Космин непроизвольно крестится… Конница летит туда, где еще недавно красные скрестили клинки с кубанцами. Пулеметы кубанцев молчат, их отвели куда-то. Но!.. Левее из-за холмов вырывается на простор, и несется встречь ей не меньшая числом лава красных.
«Да-ешь! Да-ешь!» – доносится и бьет в лицо ее страшный, как набат, боевой клич.
«Ур-раа! Ура-а!» – ревет навстречу ему казачья лава.
За логом у красных две тачанки – и их «максимы» стегают казачьи полки свинцовым кнутом. Но донцов уже не остановить. Степь дрожит от бешеного стука копыт, словно вспомнила седые времена былых сражений. Казачьи сотни схлестнулись с красными эскадронами в логу и на склонах холмов. Перемешавшись, верховые закрутились в кипящей сече. Тысячи рук с клинками взмахивают и, опускаясь, секут, ссекают, рассекают, разят, увечат, губят живое, крепкое человеческое тело. Звон и скепанье скрещенных шашек и сабель. Пиками с размаху колют, прошивают, вышибают верховых из седел. Течет, а порой брызжет, обильно окрашивая одежду, снаряжение и первый снег, человеческая – русская кровь. Раненые и убитые кони валятся на бок и также заливают снег кровью. Сраженные пулями и пиками кони валятся на бок, ржут, храпят, в судорогах бьют передними и задними ногами. Тихо кружатся и падают октябрьские снежинки в холодном воздухе… Несколько десятков верховых с красными лентами и звездами на папахах и фуражках прорываются, просекаются к батарее.
– Батарея, в штыки! – в исступлении призывает Лукин и выхватывает шашку.
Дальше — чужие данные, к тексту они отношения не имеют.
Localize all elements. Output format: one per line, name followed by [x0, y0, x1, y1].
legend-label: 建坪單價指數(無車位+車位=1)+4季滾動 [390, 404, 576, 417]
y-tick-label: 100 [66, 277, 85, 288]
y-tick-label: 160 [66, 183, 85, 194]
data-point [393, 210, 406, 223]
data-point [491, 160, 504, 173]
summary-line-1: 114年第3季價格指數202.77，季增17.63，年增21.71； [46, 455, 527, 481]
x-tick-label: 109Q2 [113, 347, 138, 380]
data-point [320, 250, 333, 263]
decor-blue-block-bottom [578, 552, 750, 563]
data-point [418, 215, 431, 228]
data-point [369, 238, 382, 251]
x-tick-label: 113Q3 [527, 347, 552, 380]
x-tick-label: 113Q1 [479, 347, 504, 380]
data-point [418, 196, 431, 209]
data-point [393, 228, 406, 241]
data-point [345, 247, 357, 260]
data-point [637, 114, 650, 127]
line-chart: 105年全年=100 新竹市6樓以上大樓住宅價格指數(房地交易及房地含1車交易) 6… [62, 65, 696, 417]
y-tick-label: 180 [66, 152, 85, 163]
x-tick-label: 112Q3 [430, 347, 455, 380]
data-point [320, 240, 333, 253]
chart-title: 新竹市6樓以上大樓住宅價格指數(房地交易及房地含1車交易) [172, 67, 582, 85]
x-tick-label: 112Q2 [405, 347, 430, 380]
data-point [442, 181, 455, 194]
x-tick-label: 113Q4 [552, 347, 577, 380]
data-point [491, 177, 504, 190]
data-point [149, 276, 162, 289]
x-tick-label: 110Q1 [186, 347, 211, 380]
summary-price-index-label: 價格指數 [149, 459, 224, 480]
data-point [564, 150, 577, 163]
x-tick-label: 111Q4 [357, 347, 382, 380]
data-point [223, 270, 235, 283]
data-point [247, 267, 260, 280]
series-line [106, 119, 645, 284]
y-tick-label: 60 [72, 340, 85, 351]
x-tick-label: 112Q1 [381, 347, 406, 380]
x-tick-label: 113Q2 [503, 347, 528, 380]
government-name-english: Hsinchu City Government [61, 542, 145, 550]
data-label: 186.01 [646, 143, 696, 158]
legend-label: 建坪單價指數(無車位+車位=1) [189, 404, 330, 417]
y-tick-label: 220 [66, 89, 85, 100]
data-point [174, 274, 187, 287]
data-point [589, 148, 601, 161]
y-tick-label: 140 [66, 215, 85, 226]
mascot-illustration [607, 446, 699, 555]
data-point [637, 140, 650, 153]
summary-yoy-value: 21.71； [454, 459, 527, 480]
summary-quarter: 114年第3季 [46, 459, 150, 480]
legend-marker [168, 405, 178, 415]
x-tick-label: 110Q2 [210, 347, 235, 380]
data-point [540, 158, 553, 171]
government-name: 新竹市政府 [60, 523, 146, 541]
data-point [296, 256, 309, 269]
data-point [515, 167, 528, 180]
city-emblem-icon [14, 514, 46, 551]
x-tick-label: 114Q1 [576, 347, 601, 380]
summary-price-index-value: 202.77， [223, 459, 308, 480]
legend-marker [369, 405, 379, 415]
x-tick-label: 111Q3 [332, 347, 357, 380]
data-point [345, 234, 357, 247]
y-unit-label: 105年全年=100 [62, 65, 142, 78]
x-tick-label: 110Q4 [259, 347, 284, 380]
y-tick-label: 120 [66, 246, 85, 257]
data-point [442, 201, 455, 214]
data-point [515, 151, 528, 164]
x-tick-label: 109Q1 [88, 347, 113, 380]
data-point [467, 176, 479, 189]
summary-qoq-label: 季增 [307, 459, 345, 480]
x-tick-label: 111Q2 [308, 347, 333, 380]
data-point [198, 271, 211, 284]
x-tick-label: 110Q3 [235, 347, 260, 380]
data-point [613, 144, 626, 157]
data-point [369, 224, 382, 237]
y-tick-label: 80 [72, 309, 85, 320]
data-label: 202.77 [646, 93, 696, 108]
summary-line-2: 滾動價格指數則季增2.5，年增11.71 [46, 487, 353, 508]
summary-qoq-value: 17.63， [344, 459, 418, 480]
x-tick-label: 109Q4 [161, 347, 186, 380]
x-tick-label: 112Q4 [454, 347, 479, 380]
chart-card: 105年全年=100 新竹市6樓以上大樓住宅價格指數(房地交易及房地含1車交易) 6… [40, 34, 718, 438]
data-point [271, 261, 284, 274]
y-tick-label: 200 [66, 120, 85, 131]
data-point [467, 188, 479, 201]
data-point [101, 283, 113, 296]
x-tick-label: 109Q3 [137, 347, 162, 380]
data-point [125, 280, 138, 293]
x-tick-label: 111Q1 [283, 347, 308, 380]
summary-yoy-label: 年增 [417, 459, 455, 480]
Космин поднимает у снарядных ящиков солдатскую винтовку с приставленным штыком. Ее хозяин уже лежит, смертельно раненный, на земле. Кирилл поправляет пенсне. Перехватывает винтовку в положение для рукопашной: левая кисть под цевьем, правая – на шее приклада. Сердце его бешено колотится. Хочется бежать, но бежать нельзя. Это – верная смерть. Уцелевшие офицеры и солдаты батареи хватаются за оружие. Космин передергивает затвор, стреляет навскидку в одного всадника с красной лентой на папахе. Тот опускает шашку и припадает к холке коня. Раненый в правую руку, Лукин перехватывает шашку левой и смело отбивается от наседающего на него верхового. Космин вскидывает винтовку и выстрелом разит второго. Тот заваливается назад. Пуля сбивает с головы Космина фуражку с малиновым верхом (цвета дивизии генерала Дроздовского), он пригибается, и это спасает его от хлесткого сабельного удара сзади. Солдаты отчаянно отбиваются штыками от наседающих красных. Все офицеры пали. Космин остается последним. Но, слава Богу, на помощь пришли казаки. На разгоряченных конях с десяток донцов врывается на батарею. Дерзким, лихим ударом, разя шашками и пиками, они вышибают красных с батареи. Космин опять крестится и начинает искать Лукина. Он находит его привалившимся к лафету одного из орудий, дважды раненого, но живого. С помощью солдата-артиллериста поднимает и сажает командира на лафет…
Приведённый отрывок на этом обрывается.